Auer, con el indispensable guión de Steve Fisher –responsable de notorios
libretos noir como “La dama del lago” (Robert Montgomery, 1946) o “Callejón sin
salida” (John Cromwell, 1947)-, consigue hilvanar una trama perfectamente
sostenida, sin puntos ciegos ni demasiadas concesiones gratuitas, y donde todos
los personajes encajan, se vinculan magistralmente y tienen su razón de ser.
“City That Never Sleeps” no solo se dota de todos
los valores prototípicos del género –la ambigüedad moral, los remordimientos,
la ambición desmedida o el rebuscamiento argumental- y su paisaje –calles
oscuras, sombras, silencios, amenazas constantes, la propia ciudad como personaje de tantos títulos policiacos- sino que redobla la apuesta en
muchos otros aspectos: aquí hay dos femmes fatales –además de la bailarina Mala
Powers, la esposa del abogado, una Marie Windsor imprescindible en “Force of
Evil” de Abraham Polonsky o “The Narrow Margin” de Fleischer-, dos apocados
tipos corrientes que sucumben a la tentación, y dos delincuentes en cuya
relación se ejemplifica metafóricamente el concepto de ‘matar al padre’.
También hay numerosas figuras omniscientes: la suegra del policía -cuya
fisonomía jamás presenciaremos, y que funciona como martilleante conciencia al inicio-, el
hombre-robot que trabaja en el escaparate del nightclub -un actor fracasado que
simboliza el reverso del cacareado sueño americano y que también aspira a los
favores de la bailarina, siendo testigo de algunos de los momentos más crudos y
sustanciales de la película- y, como decía unos párrafos atrás, la propia
ciudad que, en un formidable recurso del guión, adquiere una inaprensible
fisicidad en el policía fantasma que hará puntualmente la ronda con Johnny
Kelly –toda la acción transcurrirá prácticamente en una sola noche-. Recurso
que, por cierto, décadas más tarde explotaría Michael Landon en la
archiconocida serie camp “Highway To Heaven” (1984-1989), casualmente también
con un agente -retirado- como acompañante.
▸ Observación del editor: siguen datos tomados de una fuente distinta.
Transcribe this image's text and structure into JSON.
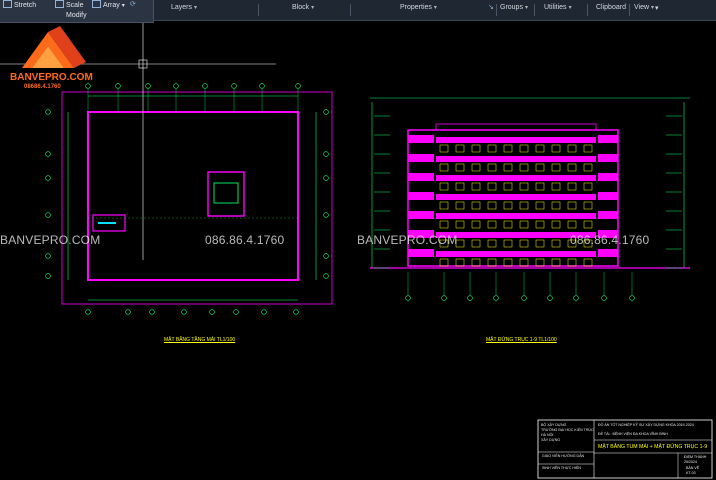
{
  "ribbon": {
    "modify_tools": [
      {
        "label": "Stretch",
        "icon": "stretch-icon"
      },
      {
        "label": "Scale",
        "icon": "scale-icon"
      },
      {
        "label": "Array",
        "icon": "array-icon"
      }
    ],
    "modify_panel_title": "Modify",
    "panels": [
      "Layers",
      "Block",
      "Properties",
      "Groups",
      "Utilities",
      "Clipboard",
      "View"
    ]
  },
  "logo": {
    "brand": "BANVEPRO.COM",
    "phone": "08686.4.1760"
  },
  "watermark": {
    "brand_left": "BANVEPRO.COM",
    "phone_left": "086.86.4.1760",
    "brand_right": "BANVEPRO.COM",
    "phone_right": "086.86.4.1760"
  },
  "sheets": {
    "plan_title": "MẶT BẰNG TẦNG MÁI TL1/100",
    "elevation_title": "MẶT ĐỨNG TRỤC 1-9 TL1/100"
  },
  "title_block": {
    "ministry": "BỘ XÂY DỰNG",
    "school": "TRƯỜNG ĐẠI HỌC KIẾN TRÚC",
    "city": "HÀ NỘI",
    "faculty": "XÂY DỰNG",
    "project_header": "ĐỒ ÁN TỐT NGHIỆP KỸ SƯ XÂY DỰNG KHÓA 2019-2024",
    "topic": "ĐỀ TÀI : BỆNH VIỆN ĐA KHOA VĨNH BÌNH",
    "supervisor": "GIÁO VIÊN HƯỚNG DẪN",
    "student": "SINH VIÊN THỰC HIỆN",
    "sheet_name": "MẶT BẰNG TUM MÁI + MẶT ĐỨNG TRỤC 1-9",
    "class_label": "ĐIỂM THÀNH",
    "class_value": "25/2024",
    "drawing_label": "BẢN VẼ",
    "drawing_no": "KT-03"
  },
  "colors": {
    "ribbon_bg": "#1f2733",
    "canvas_bg": "#000000",
    "magenta": "#ff00ff",
    "yellow": "#ffff00",
    "green": "#00ff66",
    "cyan": "#00e5ff",
    "brand_orange": "#ff6a1a"
  }
}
Hay secuencias que remiten directamente al
expresionismo alemán del que Auer tomó muy buena nota en su juventud, en
concreto las escenas del coche de la policía a velocidad de vértigo y desde la cámara subjetiva del conductor que prácticamente inventara Lang en trabajos como “Dr.
Mabuse, der Spieler” o “Spione”.
“City That Never Sleeps” –joya indispensable del
cine negro menos obvio-, pese al tono aleccionador, al homenaje a las fuerzas
del orden que velan por tu seguridad y a un final feliz, supura pesimismo y
mezquindad por los cuatro costados y pone el dedo en la corrupción sistemática
que prácticamente infecta todos los estratos de la sociedad, como ya plasmara el
propio Auer en la citada “A Man Betrayed”, donde el político de turno
chapoteaba entre mafiosos y fraudes electorales, pecadillos inherentes al
capitalismo salvaje que todavía hoy perdura, con el objetivo de prosperar cueste lo que cueste.